Sözleriniz beni çok mutlu etti, teşekkür ederim. Söyleşilerimiz bitip arşiv taraması da bitince oturdum klavyenin başına. Dil kendiliğinden geldi. Başka türlüsünü düşünmedim.

Şu günlerde Metin Akpınar ile Muhabbet adlı gösterinin moderatörlüğünü üstlenmeye devam ediyorsunuz. Süreç nasıl ilerliyor?

İlk gösteride kalp krizi geçirecek kadar heyecanlıydım. En büyük korkum da Metin Bey’e mahcup olmaktı. Ama sahneye çıktığımız andan itibaren o kadar müşfik ve destekleyiciydi ki artık küçük taşikardilerle idare ediyorum! Şaka bir yana, Metin Akpınar’ın yıllar sonra yeniden seyircisiyle buluşmasına tanık olmak müthişti. Sahneye adımını attığında bütün salon yağa kalkıyor, büyük bir buluşma yaşanıyor. Tiyatro anıları, turne maceraları, sofralar, siyaset… Her şey konuşuluyor. 9 Haziran’da Uniq Açıkhava’da, 27 Haziran’da Enka Sanat Açıkhava’dayız. Ağustos’ta ise turnemiz var.

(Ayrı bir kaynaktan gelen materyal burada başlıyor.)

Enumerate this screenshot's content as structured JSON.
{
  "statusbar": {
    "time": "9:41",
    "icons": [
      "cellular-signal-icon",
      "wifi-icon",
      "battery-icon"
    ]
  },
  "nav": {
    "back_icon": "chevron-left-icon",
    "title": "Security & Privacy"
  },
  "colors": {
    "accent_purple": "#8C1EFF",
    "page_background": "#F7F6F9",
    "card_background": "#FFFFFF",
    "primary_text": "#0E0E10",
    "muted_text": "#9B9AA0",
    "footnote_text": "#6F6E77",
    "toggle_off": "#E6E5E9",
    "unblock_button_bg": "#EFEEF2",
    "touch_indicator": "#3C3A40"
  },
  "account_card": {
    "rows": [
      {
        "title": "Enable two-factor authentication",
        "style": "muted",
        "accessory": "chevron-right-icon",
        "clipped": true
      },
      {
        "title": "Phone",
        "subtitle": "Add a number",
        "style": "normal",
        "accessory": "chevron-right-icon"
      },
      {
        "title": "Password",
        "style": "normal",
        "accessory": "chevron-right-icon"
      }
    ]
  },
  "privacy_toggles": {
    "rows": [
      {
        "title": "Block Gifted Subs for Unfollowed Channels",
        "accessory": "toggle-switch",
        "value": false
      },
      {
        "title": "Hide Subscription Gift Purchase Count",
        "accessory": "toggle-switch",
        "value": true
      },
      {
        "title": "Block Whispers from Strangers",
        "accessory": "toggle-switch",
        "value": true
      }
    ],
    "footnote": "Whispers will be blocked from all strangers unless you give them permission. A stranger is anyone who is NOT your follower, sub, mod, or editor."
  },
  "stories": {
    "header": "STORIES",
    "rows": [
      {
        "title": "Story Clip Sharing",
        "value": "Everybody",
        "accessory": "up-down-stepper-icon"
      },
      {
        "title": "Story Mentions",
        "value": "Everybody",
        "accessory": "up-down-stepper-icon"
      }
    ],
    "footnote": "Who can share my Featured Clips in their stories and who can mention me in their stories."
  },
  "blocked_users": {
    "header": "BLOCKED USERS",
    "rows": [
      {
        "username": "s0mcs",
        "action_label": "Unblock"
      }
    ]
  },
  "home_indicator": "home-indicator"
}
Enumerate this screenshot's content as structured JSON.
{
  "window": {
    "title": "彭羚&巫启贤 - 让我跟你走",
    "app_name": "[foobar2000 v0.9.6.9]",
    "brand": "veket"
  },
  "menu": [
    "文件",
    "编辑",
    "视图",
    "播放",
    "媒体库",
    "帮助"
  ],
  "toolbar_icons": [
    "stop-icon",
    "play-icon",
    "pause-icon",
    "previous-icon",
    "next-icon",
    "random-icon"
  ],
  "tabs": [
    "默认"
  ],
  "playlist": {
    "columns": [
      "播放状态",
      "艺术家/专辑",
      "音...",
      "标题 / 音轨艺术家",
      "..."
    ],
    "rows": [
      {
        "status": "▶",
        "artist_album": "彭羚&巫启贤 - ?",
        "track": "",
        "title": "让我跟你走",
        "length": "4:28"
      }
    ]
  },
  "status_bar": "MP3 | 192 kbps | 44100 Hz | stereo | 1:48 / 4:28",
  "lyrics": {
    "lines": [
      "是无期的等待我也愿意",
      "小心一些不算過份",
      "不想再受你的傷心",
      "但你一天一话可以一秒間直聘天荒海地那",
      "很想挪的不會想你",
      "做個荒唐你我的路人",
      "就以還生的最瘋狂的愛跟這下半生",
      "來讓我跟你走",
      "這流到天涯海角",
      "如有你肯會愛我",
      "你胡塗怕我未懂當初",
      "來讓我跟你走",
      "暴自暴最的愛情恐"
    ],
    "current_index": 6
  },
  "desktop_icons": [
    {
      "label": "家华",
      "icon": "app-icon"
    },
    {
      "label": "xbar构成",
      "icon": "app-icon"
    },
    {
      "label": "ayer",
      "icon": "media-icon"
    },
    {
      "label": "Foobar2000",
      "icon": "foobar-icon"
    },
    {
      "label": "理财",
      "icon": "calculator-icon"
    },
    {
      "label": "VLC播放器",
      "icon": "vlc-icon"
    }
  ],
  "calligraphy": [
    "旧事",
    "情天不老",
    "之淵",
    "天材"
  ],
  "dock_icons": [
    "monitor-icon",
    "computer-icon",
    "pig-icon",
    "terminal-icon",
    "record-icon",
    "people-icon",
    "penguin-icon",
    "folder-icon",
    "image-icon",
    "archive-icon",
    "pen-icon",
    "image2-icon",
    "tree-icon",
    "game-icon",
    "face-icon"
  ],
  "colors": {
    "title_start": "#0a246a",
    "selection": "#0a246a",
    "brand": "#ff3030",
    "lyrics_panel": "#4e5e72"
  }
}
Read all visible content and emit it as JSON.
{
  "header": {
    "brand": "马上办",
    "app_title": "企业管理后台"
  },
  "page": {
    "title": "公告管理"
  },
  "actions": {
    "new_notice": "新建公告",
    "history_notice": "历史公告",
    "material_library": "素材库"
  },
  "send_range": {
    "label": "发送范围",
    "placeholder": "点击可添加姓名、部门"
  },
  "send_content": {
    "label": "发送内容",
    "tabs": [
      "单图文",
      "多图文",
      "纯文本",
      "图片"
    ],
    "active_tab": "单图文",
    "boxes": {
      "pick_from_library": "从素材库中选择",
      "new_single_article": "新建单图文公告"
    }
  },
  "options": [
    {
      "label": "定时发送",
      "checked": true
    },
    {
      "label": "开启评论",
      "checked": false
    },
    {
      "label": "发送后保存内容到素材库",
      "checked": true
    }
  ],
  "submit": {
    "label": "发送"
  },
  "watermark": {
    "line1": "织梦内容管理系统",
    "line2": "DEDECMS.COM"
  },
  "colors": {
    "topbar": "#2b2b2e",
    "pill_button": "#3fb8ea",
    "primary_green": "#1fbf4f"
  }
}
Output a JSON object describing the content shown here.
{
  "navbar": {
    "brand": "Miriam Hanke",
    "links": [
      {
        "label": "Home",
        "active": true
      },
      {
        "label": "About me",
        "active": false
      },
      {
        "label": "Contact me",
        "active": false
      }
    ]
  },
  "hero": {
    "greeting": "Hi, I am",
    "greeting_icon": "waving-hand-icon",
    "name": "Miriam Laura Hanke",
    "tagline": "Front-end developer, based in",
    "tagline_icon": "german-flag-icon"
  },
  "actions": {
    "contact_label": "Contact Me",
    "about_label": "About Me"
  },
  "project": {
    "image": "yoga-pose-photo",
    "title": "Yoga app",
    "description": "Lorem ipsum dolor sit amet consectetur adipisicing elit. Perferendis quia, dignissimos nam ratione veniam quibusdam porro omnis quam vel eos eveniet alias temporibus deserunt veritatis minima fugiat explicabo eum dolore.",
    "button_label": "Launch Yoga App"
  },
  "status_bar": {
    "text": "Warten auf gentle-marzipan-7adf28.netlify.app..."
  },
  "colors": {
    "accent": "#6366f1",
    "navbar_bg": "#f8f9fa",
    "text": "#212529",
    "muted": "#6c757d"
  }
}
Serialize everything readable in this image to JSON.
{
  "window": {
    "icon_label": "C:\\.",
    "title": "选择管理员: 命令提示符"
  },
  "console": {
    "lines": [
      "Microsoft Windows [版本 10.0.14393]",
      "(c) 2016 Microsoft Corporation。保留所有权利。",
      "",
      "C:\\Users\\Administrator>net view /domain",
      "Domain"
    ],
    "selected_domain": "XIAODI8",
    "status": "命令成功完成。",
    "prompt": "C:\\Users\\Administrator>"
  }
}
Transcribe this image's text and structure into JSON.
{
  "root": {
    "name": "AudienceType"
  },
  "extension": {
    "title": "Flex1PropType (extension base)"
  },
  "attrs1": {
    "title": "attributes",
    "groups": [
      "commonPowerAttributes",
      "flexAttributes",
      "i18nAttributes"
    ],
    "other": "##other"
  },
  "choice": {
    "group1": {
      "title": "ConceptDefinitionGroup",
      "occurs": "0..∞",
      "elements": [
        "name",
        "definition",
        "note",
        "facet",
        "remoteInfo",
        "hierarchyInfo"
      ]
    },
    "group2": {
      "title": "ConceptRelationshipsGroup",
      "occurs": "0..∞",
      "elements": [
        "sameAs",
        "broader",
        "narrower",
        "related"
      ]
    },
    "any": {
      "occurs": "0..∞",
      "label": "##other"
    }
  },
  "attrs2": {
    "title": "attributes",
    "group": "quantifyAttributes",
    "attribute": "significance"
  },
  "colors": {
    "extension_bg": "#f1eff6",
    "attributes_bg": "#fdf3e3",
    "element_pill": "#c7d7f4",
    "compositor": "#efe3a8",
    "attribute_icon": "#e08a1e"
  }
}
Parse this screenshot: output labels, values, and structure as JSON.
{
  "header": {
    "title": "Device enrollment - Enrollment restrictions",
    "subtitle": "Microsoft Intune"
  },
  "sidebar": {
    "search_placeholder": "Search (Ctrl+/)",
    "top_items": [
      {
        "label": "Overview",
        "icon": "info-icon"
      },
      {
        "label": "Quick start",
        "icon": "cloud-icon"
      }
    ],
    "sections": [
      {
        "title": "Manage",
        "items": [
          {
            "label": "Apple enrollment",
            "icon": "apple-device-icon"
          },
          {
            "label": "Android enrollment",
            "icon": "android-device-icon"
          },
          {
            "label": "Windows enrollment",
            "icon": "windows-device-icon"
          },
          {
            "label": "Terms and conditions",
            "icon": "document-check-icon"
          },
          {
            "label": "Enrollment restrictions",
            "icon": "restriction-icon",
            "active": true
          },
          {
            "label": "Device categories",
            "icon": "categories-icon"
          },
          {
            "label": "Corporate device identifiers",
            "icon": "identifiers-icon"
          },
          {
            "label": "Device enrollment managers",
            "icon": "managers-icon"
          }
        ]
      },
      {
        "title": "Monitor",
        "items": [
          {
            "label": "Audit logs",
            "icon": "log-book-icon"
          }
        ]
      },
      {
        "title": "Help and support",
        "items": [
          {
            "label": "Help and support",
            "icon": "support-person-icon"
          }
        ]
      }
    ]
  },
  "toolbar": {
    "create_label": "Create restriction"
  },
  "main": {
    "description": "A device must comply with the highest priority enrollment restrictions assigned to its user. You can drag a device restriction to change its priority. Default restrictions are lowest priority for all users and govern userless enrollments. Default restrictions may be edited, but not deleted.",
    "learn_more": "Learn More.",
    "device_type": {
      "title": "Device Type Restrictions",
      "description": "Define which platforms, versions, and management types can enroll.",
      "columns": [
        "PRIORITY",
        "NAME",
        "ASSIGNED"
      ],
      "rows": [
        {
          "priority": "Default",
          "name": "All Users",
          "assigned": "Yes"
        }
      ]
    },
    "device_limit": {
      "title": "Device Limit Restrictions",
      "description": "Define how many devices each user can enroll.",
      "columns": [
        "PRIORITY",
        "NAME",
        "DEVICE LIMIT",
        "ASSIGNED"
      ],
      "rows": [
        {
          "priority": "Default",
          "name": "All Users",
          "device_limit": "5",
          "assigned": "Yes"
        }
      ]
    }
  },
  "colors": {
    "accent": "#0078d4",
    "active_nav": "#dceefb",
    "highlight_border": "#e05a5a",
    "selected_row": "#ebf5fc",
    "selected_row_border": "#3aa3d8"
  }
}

‘KENDİME İLK KEZ AFERİN DEDİM’

Neredeyse üç-dört yıldır Metin Akpınar ile çalışıyorsunuz. Bu süreçte kendinize dair keşfettiğiniz yeni bir özelliğiniz oldu mu?

Kendime ilk kez aferin dedim! Ben Devekuşu Kabare’yi kasetlerden seyrederken tiyatrocu olmaya karar vermiştim. Henüz ortaokuldaydım. Ama sonra hayat farklı aktı ve tiyatrocu olamadım. Ama bu sevdadan da vazgeçmedim. Hep kalbimde, aklımda taşıdım. Aferinim buna; bırakmamaya, vazgeçmemeye… Keşfetmek konusuna gelince… Metin Bey’den öğrendiklerim o kadar çok ki, pek bir şey bilmediğimi keşfetmiş olabilirim.

Hazırladığınız yeni bir proje var mı? Günleriniz nasıl geçiyor?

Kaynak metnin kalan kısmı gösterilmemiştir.